I.The gods and the wolf
Among the Æsir, or gods, is reckoned one named Loki or Loptur. By many he is called the reviler of the gods, the author of all fraud and mischief, and the shame of gods and men alike. He is the son of the giant Farbauti, his mother being Laufey or Nal, and his brothers Byleist and Helblindi. He is of a goodly appearance and elegant form, but his mood is changeable, and he is inclined to all wickedness. In cunning and perfidy he excels every one, and many a time has he placed the gods in great danger, and often has he saved them again by his cunning. He has a wife named Siguna, and their son is called Nari.
Loki had three children by Angurbodi, a giantess of Jotunheim (the giants' home). The first of these was Fenris, the wolf; the second was Jörmungand, the Midgard serpent; and the third was Hela, death. Very soon did the gods become aware of this evil progeny which was being reared in Jotunheim, and by divination they discovered that they must receive great injury from them. That they had such a mother spoke bad for them, but their coming of such a sire was a still worse presage.
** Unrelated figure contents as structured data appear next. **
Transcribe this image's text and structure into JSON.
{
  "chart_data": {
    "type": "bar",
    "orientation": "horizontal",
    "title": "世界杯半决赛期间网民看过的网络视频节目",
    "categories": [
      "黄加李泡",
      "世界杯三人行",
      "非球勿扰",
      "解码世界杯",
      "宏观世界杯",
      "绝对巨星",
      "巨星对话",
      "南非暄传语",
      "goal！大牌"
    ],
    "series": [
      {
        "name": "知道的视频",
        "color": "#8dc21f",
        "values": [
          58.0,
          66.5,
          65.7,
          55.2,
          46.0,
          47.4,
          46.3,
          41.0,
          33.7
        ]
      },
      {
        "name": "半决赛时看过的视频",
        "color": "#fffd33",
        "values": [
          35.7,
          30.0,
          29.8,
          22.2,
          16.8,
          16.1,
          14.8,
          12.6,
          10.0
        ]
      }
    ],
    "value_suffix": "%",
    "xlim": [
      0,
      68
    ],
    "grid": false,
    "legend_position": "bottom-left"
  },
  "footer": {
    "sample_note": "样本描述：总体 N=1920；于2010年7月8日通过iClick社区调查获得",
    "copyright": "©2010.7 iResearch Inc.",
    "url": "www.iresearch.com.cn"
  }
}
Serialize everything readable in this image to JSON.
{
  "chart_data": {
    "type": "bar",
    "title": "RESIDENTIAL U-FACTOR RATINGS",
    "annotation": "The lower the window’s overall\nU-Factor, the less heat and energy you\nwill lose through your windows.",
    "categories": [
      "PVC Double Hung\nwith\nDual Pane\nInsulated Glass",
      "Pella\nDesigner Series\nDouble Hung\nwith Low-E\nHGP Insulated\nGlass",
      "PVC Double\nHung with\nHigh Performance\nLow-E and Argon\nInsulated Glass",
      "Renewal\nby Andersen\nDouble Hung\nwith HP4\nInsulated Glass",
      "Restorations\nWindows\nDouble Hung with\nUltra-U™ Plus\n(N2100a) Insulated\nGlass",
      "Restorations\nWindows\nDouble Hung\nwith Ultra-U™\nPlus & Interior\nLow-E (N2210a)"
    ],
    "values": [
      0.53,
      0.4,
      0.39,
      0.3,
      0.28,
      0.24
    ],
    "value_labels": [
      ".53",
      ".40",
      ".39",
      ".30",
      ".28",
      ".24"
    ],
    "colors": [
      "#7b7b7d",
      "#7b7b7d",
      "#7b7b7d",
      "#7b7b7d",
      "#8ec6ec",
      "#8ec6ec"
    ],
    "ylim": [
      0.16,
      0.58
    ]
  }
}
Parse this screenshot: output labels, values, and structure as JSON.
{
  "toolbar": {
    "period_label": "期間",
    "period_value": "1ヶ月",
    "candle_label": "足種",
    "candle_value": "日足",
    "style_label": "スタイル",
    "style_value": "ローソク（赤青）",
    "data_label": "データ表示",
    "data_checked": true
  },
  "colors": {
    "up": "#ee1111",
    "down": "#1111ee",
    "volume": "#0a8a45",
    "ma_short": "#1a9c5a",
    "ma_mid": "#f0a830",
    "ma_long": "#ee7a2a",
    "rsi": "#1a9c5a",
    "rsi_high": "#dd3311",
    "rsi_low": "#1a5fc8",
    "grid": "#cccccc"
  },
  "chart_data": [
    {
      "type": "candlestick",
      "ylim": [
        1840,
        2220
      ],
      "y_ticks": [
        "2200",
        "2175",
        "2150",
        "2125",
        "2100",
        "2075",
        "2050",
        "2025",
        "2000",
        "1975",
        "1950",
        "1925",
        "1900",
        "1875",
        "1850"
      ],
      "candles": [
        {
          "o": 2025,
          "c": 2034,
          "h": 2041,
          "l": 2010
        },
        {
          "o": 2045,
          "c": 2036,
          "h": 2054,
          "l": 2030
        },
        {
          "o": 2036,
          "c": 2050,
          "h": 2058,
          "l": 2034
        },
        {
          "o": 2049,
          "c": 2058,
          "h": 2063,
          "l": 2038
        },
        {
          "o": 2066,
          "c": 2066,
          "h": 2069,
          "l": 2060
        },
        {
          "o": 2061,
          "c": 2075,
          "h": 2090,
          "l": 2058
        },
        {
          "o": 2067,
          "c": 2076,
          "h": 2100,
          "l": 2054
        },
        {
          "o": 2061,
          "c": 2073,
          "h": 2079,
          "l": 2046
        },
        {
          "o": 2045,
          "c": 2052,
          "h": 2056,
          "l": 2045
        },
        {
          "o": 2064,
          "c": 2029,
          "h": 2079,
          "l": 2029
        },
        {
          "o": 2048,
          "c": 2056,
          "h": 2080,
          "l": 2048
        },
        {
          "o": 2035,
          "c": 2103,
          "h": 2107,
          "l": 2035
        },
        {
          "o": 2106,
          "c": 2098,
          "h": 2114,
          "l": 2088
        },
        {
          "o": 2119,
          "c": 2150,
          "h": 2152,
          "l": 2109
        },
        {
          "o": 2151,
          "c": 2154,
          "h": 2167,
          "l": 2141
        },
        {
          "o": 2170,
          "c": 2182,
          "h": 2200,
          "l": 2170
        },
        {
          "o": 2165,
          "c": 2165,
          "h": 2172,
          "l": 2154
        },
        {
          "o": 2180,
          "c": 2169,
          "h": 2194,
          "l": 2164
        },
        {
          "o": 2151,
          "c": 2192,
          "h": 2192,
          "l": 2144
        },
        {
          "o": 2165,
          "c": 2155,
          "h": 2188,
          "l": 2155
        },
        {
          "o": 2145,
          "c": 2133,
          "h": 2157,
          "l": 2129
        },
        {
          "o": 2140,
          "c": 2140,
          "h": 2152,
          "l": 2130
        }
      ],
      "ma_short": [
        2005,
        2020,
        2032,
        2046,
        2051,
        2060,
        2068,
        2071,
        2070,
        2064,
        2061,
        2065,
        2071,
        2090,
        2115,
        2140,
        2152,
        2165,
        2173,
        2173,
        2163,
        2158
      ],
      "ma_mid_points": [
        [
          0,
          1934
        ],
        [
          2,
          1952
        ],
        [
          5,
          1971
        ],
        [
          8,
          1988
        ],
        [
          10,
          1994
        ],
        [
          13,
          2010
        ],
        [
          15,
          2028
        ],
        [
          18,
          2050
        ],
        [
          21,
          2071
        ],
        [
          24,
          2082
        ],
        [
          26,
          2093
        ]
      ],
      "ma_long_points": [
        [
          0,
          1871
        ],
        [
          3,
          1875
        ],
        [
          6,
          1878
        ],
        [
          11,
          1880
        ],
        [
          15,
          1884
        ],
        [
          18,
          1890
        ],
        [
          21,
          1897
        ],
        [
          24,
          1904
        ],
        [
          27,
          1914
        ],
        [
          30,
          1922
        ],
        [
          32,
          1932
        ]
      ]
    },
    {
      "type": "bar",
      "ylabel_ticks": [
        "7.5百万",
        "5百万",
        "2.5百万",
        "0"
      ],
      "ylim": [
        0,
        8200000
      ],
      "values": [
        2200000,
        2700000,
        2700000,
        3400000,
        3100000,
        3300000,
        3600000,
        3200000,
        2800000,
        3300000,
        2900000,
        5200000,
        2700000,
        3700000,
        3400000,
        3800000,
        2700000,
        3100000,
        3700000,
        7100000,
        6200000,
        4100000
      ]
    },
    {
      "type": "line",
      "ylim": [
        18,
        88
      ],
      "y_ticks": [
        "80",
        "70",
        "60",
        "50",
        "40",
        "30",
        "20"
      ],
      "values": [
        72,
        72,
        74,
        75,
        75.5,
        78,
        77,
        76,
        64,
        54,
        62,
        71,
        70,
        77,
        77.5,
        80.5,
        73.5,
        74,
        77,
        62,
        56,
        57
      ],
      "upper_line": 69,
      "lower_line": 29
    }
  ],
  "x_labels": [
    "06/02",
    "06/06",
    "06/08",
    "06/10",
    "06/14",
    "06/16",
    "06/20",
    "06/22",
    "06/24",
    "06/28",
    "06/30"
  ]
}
All-father therefore despatched certain of the gods to bring the children to him, and when they were brought before him he cast the serpent down into the ocean which surrounds the world. There the monster waxed so large that he wound himself round the whole globe, and that with such ease that he can with his mouth lay hold of his tail. Hela All-father cast into Niflheim, where she rules over nine worlds. Into these she distributes all those who are sent to her,—that is to say, all who die through sickness or old age. She has there an abode with very thick walls, and fenced with strong gates. Her hall is Elvidnir; her table is Hunger; her knife, Starvation; her man-servant, Delay; her maid-servant, Sloth; her threshold, Precipice; her bed, Care; and her curtains, Anguish of Soul. The one half of her body is livid, the other half is flesh-colour. She has a terrible look, so that she can be easily known.